To further prove that point that this is not a simple study of a false ideology, here are some of the goals of the course for the students:
Before even starting the course, students are required to: Incorporate into your prayer practice at least two offices (morning, midday, night) from the Fitzgerald Celtic Prayer Book, daily for a minimum of 5 of the 6 pre-module weeks.
The course will supposedly provide opportunities for the following:
1. Practice prayer and meditation using Celtic Christian resources.
2. Learn the basic history of Celtic peoples, places, and especially the saints.
3. Articulate a Celtic-informed theology of creation, asceticism, and/or mission.
4. Contextualize Celtic perspectives and practices into current life and ministry.
The required texts are:
Balzer, Tracy. Thin Places: An Evangelical Journey into Celtic Christianity.
Davies, Oliver (Trans. & Intro). Celtic Spirituality (Classics of Western Spirituality).
de Waal, Esther. Every Earthly Blessing: Rediscovering the Celtic Tradition.
Fitzgerald, William John. A Contemporary Celtic Prayer Book.
Newell, J. Philip. Listening for the Heartbeat of God: A Celtic Spirituality.

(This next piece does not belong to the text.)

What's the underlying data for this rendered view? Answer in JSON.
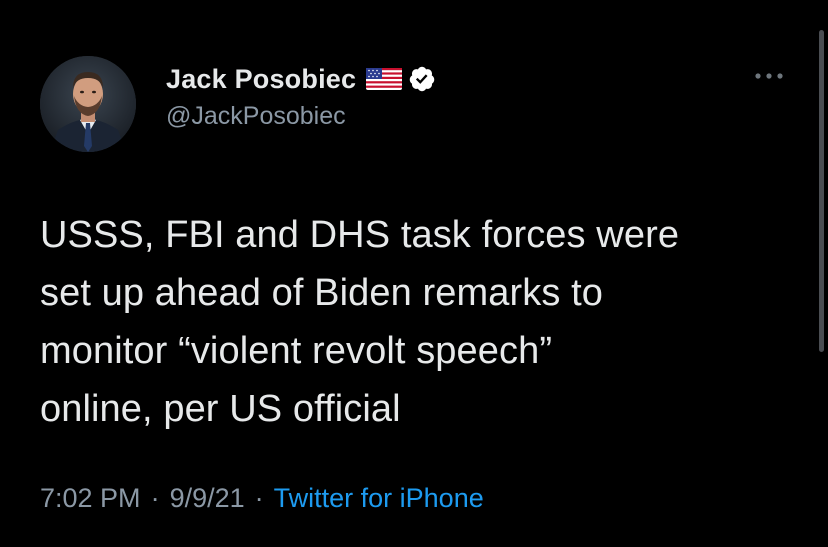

Newell, J. Philip. Christ of the Celts: The Healing of Creation.
After Classes End, here are some requirements:
Read Balzer’s Thin Places and incorporate into your prayer practice the Celtic Blessing / Meditation / Reflection Questions
Write a Theology Paper (minimum 10 pages) articulating your Celtic-informed understanding of a specific topic in one or more of the following areas: theology of creation; theology of asceticism; theology or mission.
There is no doubt left in my mind that at the very least, the leadership at Nazarene Theological Seminary have no problem with doctrines of demons being taught to future pastors. I will not insult their intelligence and assume they don’t know what’s going on. I have already given you some serious connection problems that Professor Dean Blevins has with promoting contemplative spirituality via his support and involvement with YouthFront and Barefoot Ministries. And Doug Hardy’s involvement with mystical practices (Mystics Who Are Being Promoted To Nazarenes) including his work with Spiritual Directors International, leads me to conclude that at the very least, NTS is negligently allowing false doctrines to be promoted and taught there.
This makes me sad to see, but then it also makes me angry, when the thought comes to mind that for every semester that goes by, for every year that a new class comes in, the deception of our future pastors is continuing. When will it be stopped, and who really cares about this? Or have I gone mad, and should I just get with the program? Brothers and sisters, what will it take to stop this madness? If I reported next week that Santeria was being practiced at NTS, and chickens heads were being cut off as offerings to God, would that raise an eyebrow? What will it take for as many Nazarenes as possible to call or write our seminary, and our general Superintendents to say, enough is enough? For the love of our students, and the love of God, please stop this and speak out now.
May God help us. Please, be a watchman on the wall, and sound the alarm.